Reputation: 1233
Given the object soup
with a value bs4.BeautifulSoup("<tr><td>Hello!</td><td>World!</td></tr>")
, how do I remove exclamation marks from all tr
tags?
The closest I have got is:
for tr in soup.find_all("tr"):
tr.string = tr.decode_contents().replace("!", "")
But this results in:
<html><body><tr><td>Hello</td><td>World</td></tr></body></html>
Where the angle brackets in decode_contents()
are encoded when assigned to tr.string
.
I have also tried tr.replace_with(str(tr).replace("!", ""))

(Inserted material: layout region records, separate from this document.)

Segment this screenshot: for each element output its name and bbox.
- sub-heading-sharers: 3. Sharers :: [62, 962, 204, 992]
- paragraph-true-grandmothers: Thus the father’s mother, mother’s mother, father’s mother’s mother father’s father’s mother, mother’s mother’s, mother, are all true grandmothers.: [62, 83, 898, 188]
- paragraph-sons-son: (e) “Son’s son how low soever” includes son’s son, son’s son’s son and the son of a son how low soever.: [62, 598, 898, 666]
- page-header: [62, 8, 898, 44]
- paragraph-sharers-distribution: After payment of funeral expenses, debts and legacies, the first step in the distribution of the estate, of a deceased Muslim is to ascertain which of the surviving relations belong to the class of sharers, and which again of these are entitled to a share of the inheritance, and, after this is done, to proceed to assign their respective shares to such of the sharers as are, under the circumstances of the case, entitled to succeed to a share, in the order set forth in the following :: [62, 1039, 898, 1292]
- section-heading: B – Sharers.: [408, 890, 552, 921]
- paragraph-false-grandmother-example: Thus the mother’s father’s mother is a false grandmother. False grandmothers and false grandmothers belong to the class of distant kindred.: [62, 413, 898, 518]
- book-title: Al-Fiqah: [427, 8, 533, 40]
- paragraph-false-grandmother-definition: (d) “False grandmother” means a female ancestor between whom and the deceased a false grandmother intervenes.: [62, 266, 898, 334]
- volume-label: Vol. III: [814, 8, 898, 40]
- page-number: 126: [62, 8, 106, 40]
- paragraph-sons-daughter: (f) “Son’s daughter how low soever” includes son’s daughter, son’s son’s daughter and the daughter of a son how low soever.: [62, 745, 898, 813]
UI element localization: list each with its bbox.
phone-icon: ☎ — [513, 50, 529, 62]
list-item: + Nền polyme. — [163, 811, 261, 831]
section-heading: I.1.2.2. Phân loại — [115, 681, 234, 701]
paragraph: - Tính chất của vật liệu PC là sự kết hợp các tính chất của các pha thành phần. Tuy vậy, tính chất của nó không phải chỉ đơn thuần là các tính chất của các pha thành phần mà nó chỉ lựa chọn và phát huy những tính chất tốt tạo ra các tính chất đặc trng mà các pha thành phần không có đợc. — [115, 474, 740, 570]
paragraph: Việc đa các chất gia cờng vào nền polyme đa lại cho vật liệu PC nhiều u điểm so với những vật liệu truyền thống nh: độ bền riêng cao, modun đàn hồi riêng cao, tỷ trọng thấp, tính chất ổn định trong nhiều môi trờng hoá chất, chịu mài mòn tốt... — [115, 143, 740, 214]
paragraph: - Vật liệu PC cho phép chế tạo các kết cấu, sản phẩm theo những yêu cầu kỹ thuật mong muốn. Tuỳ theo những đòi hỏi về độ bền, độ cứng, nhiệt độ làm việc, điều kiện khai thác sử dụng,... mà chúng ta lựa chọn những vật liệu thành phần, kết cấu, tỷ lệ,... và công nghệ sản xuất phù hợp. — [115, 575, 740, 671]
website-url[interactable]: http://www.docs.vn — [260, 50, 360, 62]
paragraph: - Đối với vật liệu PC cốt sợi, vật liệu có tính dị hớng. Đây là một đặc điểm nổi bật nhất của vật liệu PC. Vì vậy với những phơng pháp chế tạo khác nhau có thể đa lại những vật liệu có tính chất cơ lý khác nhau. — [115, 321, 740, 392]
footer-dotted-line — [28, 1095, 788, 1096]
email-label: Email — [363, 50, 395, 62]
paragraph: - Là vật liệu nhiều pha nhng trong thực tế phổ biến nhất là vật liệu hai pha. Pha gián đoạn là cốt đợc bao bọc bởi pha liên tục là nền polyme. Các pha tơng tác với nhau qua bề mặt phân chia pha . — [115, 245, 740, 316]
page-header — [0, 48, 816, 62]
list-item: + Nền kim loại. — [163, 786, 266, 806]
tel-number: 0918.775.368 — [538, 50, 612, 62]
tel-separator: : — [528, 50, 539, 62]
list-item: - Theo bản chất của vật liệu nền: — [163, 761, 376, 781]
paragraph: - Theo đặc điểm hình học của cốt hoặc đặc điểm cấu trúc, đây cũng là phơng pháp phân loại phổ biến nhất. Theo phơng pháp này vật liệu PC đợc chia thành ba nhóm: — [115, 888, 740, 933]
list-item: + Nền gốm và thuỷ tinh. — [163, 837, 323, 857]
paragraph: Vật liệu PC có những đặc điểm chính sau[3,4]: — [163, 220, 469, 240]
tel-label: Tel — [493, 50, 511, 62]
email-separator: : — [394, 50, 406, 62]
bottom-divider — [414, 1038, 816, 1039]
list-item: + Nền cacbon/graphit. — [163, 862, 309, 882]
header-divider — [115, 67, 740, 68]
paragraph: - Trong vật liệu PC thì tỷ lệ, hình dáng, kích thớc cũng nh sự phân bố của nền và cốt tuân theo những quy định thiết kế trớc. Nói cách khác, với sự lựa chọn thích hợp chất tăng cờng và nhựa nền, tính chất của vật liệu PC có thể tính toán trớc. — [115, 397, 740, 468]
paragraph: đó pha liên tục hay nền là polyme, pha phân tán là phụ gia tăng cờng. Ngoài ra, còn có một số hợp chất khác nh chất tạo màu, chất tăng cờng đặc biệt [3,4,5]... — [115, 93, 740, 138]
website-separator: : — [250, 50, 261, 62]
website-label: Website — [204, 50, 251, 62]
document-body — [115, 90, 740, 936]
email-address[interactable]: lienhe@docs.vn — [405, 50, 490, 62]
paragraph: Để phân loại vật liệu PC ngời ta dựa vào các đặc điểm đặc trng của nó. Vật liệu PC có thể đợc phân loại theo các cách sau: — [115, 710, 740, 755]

(using the HTML representation of Tag
objects) which gives the same result.
Bear in mind this is a simplified example. While I could iterate over the td
tags instead in this specific example, in reality those tags would also contain HTML structures, presenting the same problem.
Upvotes: 1
Views: 2062
Reputation: 1233
Did the following:
import bs4
soup = bs4.BeautifulSoup("<tr><td>Hello!</td><td>World!</td></tr>", "html.parser")
for tr in soup.find_all("tr"):
replaced_tr = str(tr).replace("!", "")
modified_tr = bs4.BeautifulSoup(replaced_tr, "html.parser").tr
tr.replace_with(modified_tr)
It seems replace_with
does not work with strings of HTML, so you should create a BeautifulSoup
object first and use that as the argument of replace_with
Upvotes: 0
Reputation: 3518
You could try iterating through all the string objects that are children of <tr>
.
import bs4
soup = bs4.BeautifulSoup("<table><tr><td>Hello!</td><td>World!</td></tr></table>")
for tr in soup.find_all("tr"):
strings = list(tr.strings)
for s in strings:
new_str = s.replace("!", "")
s.replace_with(new_str)
One issue is that you can't replace the strings returned by .strings
without breaking the iterator, which is why I made it a list first. If that's an issue you could iterate in a way that preserves the next element before you replace it, like so:
def iter_strings(elem):
# iterate strings so that they can be replaced
iter = elem.strings
n = next(iter, None)
while n is not None:
current = n
n = next(iter, None)
yield current
def replace_strings(element, substring, newstring):
# replace all found `substring`'s with newstring
for string in iter_strings(element):
new_str = string.replace(substring, newstring)
string.replace_with(new_str)
for tr in soup.find_all("tr"):
replace_strings(soup, "!", "")
Upvotes: 2